- Directed by: Spencer Gordon Bennet
- Screenplay by: Lou Rusoff
- Produced by: Alex Gordon Orville H. Hampton
- Starring: John Bentley Brett Halsey Wayne Heffley
- Cinematography: Gilbert Warrenton
- Edited by: Homer Powell Ronald Sinclair
- Music by: Alexander Laszlo
- Production company: Golden State Productions
- Distributed by: American International Pictures
- Release date: December 1958;
- Running time: 83 minutes
- Country: United States
- Language: English

= Submarine Seahawk =

1958 film by Spencer Gordon Bennet

Submarine Seahawk is a 1958 World War II film directed by Spencer Gordon Bennet and starring John Bentley and Brett Halsey. The film was originally released as a double feature with Paratroop Command. The plot tells the story of a by-the-book officer (in his first command in the Pacific war) who is ordered to take his submarine on a reconnaissance mission to locate a fleet of Japanese fighting ships the Allies have lost track of. At first, the rest of the crew resent his distant manner and the way he keeps avoiding taking on the Japanese.

==Plot==
The plot tells the story of a by-the-book officer (in his first command in the Pacific war) who replaces a captain the crew likes but against his wishes is needed on shore. The new captain is ordered to take his submarine on a reconnaissance mission to locate a fleet of Japanese fighting ships the Allies have lost track of. At first the rest of the crew resent his distant manner and the way he keeps avoiding taking on the Japanese. In time they learn why and the captain begins to understand how to get along with his officers and crew. The fleet is found and the captain calls in bombers on his own position.

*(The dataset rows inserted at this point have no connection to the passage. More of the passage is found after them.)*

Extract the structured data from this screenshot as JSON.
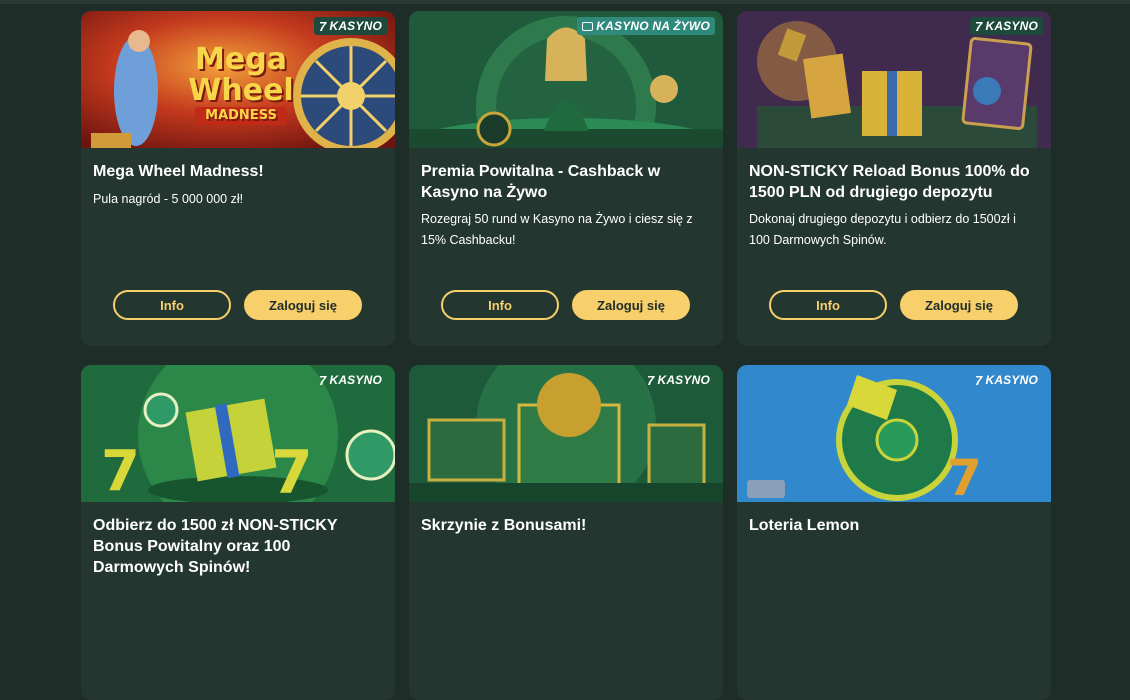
{
  "cards": [
    {
      "badge": "KASYNO",
      "badge_icon": "seven-icon",
      "image_text": {
        "line1": "Mega",
        "line2": "Wheel",
        "line3": "MADNESS"
      },
      "title": "Mega Wheel Madness!",
      "description": "Pula nagród - 5 000 000 zł!",
      "info_label": "Info",
      "login_label": "Zaloguj się"
    },
    {
      "badge": "KASYNO NA ŻYWO",
      "badge_icon": "live-casino-icon",
      "title": "Premia Powitalna - Cashback w Kasyno na Żywo",
      "description": "Rozegraj 50 rund w Kasyno na Żywo i ciesz się z 15% Cashbacku!",
      "info_label": "Info",
      "login_label": "Zaloguj się"
    },
    {
      "badge": "KASYNO",
      "badge_icon": "seven-icon",
      "title": "NON-STICKY Reload Bonus 100% do 1500 PLN od drugiego depozytu",
      "description": "Dokonaj drugiego depozytu i odbierz do 1500zł i 100 Darmowych Spinów.",
      "info_label": "Info",
      "login_label": "Zaloguj się"
    },
    {
      "badge": "KASYNO",
      "badge_icon": "seven-icon",
      "title": "Odbierz do 1500 zł NON-STICKY Bonus Powitalny oraz 100 Darmowych Spinów!"
    },
    {
      "badge": "KASYNO",
      "badge_icon": "seven-icon",
      "title": "Skrzynie z Bonusami!"
    },
    {
      "badge": "KASYNO",
      "badge_icon": "seven-icon",
      "title": "Loteria Lemon"
    }
  ],
  "colors": {
    "page_bg": "#1f2d29",
    "card_bg": "#243630",
    "accent": "#f7cf6b",
    "badge_bg": "#1d4a3c"
  }
}
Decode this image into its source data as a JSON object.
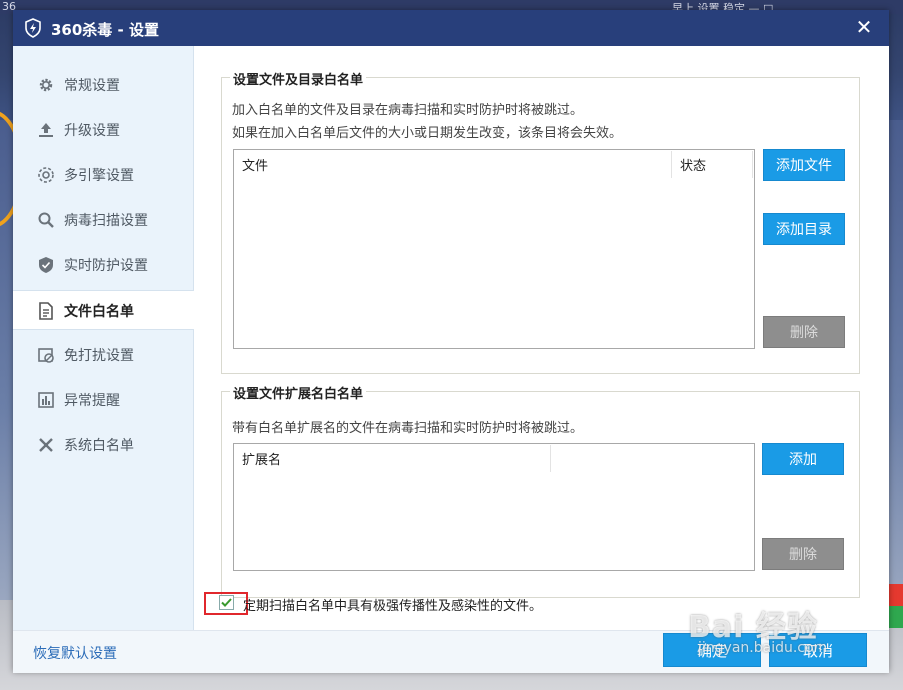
{
  "desktop": {
    "top_left_text": "36",
    "top_right_text": "早上  设置  稳定 —  □"
  },
  "window": {
    "title": "360杀毒 - 设置",
    "close_glyph": "✕",
    "accent_color": "#283f7b"
  },
  "sidebar": {
    "items": [
      {
        "label": "常规设置",
        "icon": "gear-icon"
      },
      {
        "label": "升级设置",
        "icon": "upload-icon"
      },
      {
        "label": "多引擎设置",
        "icon": "engine-icon"
      },
      {
        "label": "病毒扫描设置",
        "icon": "search-icon"
      },
      {
        "label": "实时防护设置",
        "icon": "shield-icon"
      },
      {
        "label": "文件白名单",
        "icon": "document-icon",
        "active": true
      },
      {
        "label": "免打扰设置",
        "icon": "do-not-disturb-icon"
      },
      {
        "label": "异常提醒",
        "icon": "bar-chart-icon"
      },
      {
        "label": "系统白名单",
        "icon": "tools-icon"
      }
    ]
  },
  "file_whitelist": {
    "legend": "设置文件及目录白名单",
    "desc_line1": "加入白名单的文件及目录在病毒扫描和实时防护时将被跳过。",
    "desc_line2": "如果在加入白名单后文件的大小或日期发生改变，该条目将会失效。",
    "col_file": "文件",
    "col_status": "状态",
    "add_file_label": "添加文件",
    "add_dir_label": "添加目录",
    "delete_label": "删除"
  },
  "ext_whitelist": {
    "legend": "设置文件扩展名白名单",
    "desc": "带有白名单扩展名的文件在病毒扫描和实时防护时将被跳过。",
    "col_ext": "扩展名",
    "add_label": "添加",
    "delete_label": "删除"
  },
  "periodic_scan": {
    "label": "定期扫描白名单中具有极强传播性及感染性的文件。",
    "checked": true
  },
  "footer": {
    "restore_label": "恢复默认设置",
    "ok_label": "确定",
    "cancel_label": "取消"
  },
  "watermark": {
    "main": "Bai 经验",
    "sub": "jingyan.baidu.com"
  }
}
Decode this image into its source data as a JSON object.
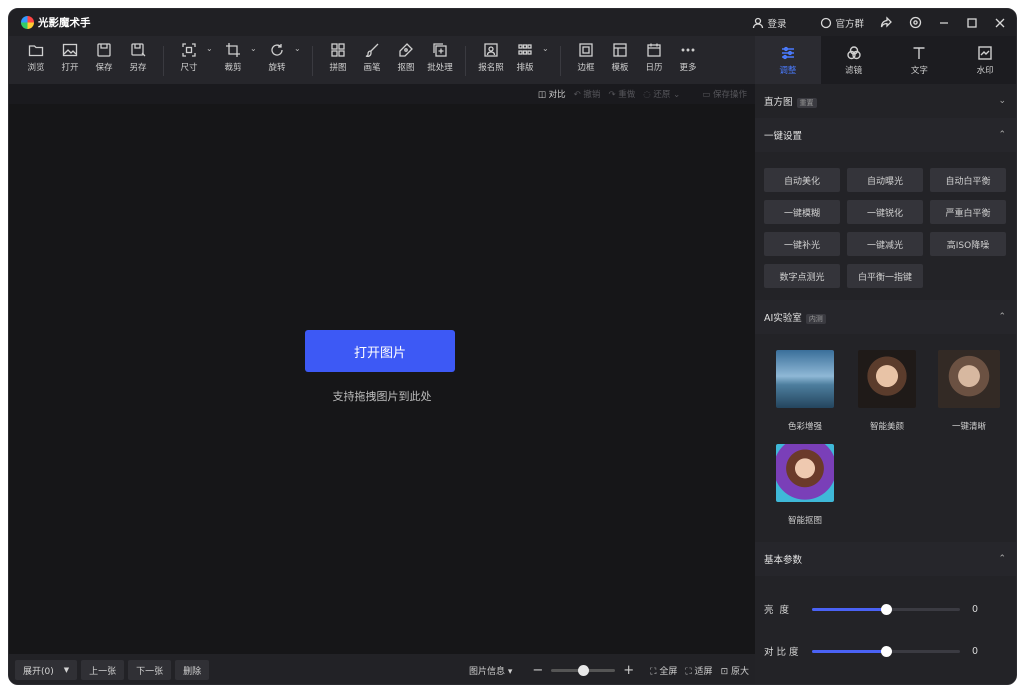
{
  "app": {
    "title": "光影魔术手"
  },
  "titlebar": {
    "login": "登录",
    "group": "官方群"
  },
  "toolbar": {
    "items": [
      {
        "label": "浏览",
        "icon": "folder-icon"
      },
      {
        "label": "打开",
        "icon": "image-open-icon"
      },
      {
        "label": "保存",
        "icon": "save-icon"
      },
      {
        "label": "另存",
        "icon": "save-as-icon"
      },
      {
        "label": "尺寸",
        "icon": "resize-icon"
      },
      {
        "label": "裁剪",
        "icon": "crop-icon"
      },
      {
        "label": "旋转",
        "icon": "rotate-icon"
      },
      {
        "label": "拼图",
        "icon": "collage-icon"
      },
      {
        "label": "画笔",
        "icon": "brush-icon"
      },
      {
        "label": "抠图",
        "icon": "cutout-pen-icon"
      },
      {
        "label": "批处理",
        "icon": "batch-icon"
      },
      {
        "label": "报名照",
        "icon": "id-photo-icon"
      },
      {
        "label": "排版",
        "icon": "layout-grid-icon"
      },
      {
        "label": "边框",
        "icon": "frame-icon"
      },
      {
        "label": "模板",
        "icon": "template-icon"
      },
      {
        "label": "日历",
        "icon": "calendar-icon"
      },
      {
        "label": "更多",
        "icon": "more-icon"
      }
    ]
  },
  "subbar": {
    "compare": "对比",
    "undo": "撤销",
    "redo": "重做",
    "restore": "还原",
    "save_op": "保存操作"
  },
  "canvas": {
    "open_button": "打开图片",
    "drop_hint": "支持拖拽图片到此处"
  },
  "bottom": {
    "expand": "展开(0)",
    "prev": "上一张",
    "next": "下一张",
    "delete": "删除",
    "info": "图片信息 ▾",
    "fullscreen": "全屏",
    "fit": "适屏",
    "original": "原大",
    "zoom_level": 0.5
  },
  "panel": {
    "tabs": [
      {
        "label": "调整",
        "icon": "sliders-icon",
        "active": true
      },
      {
        "label": "滤镜",
        "icon": "filter-icon",
        "active": false
      },
      {
        "label": "文字",
        "icon": "text-icon",
        "active": false
      },
      {
        "label": "水印",
        "icon": "watermark-icon",
        "active": false
      }
    ],
    "histogram": {
      "title": "直方图",
      "badge": "重置"
    },
    "oneclick": {
      "title": "一键设置",
      "buttons": [
        "自动美化",
        "自动曝光",
        "自动白平衡",
        "一键模糊",
        "一键锐化",
        "严重白平衡",
        "一键补光",
        "一键减光",
        "高ISO降噪",
        "数字点测光",
        "白平衡一指键"
      ]
    },
    "ai": {
      "title": "AI实验室",
      "badge": "内测",
      "items": [
        "色彩增强",
        "智能美颜",
        "一键清晰",
        "智能抠图"
      ]
    },
    "basic": {
      "title": "基本参数",
      "params": [
        {
          "label": "亮度",
          "value": "0",
          "level": 0.5
        },
        {
          "label": "对比度",
          "value": "0",
          "level": 0.5
        }
      ]
    }
  },
  "colors": {
    "accent": "#3d59f5",
    "active_tab": "#4a7bff",
    "background": "#1e1e22"
  }
}
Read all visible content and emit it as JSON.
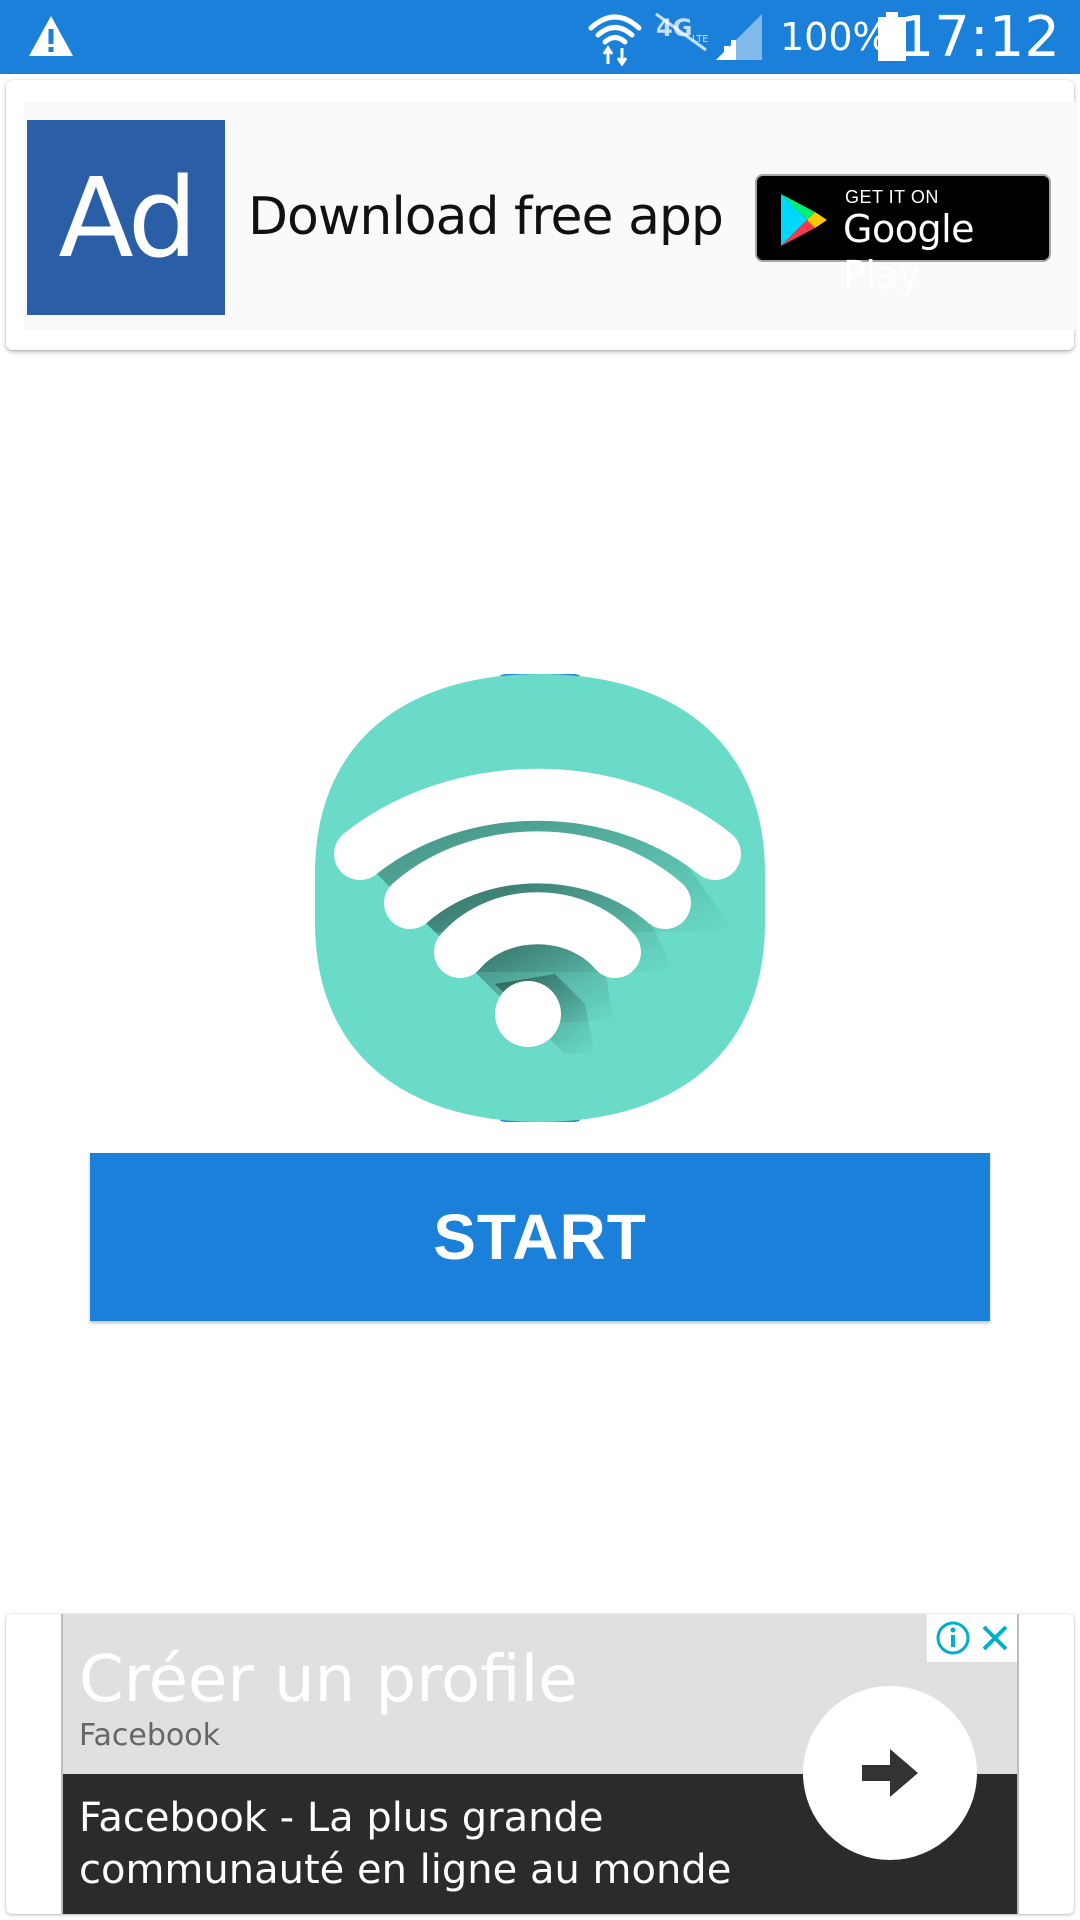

Some of the crew are trapped in a flooding compartment and accept that they will be abandoned if it is needed to save the boat. Eventually they are rescued and the submarine escapes, sinking an aircraft carrier on the way back to Pearl Harbor.

==Cast==
- John Bentley as Lt. Cmdr. Paul Turner
- Brett Halsey as Lt. (j.g.) David Shore
- Wayne Heffley as Cmdr. Dean Stoker
- Steve Mitchell as CPO Andy Flowers
- Henry McCann as Seaman Ellis Bellis
- Paul Maxwell as Lt. Bill Hallohan, XO
- Nicky Blair as Sam
- Frank Gerstle as Capt. Boardman
- Jan Brooks as Mrs. Ellen Turner
- Mabel Rea as Maisie
- Leon Tyler as Ed
- Hal Bogart as Radio Operator
- Frank Watkins as Bearded Sonar Man
- Don Fenwick as Radio Operator
- Marilyn Hanold as Nancy

==Production==
Submarine Seahawk was the last film produced by Alex Gordon for AIP. Gordon was unhappy that he was never given money owed for his films - a complaint echoed by others who worked for AIP including Jack Rabin, Edward Bernds, Herman Cohen, Sid Pink and Bert I. Gordon. Gordon also recalled his permission to use footage from the 1943 Warner Bros. films Destination Tokyo and Air Force through his brother Richard Gordon.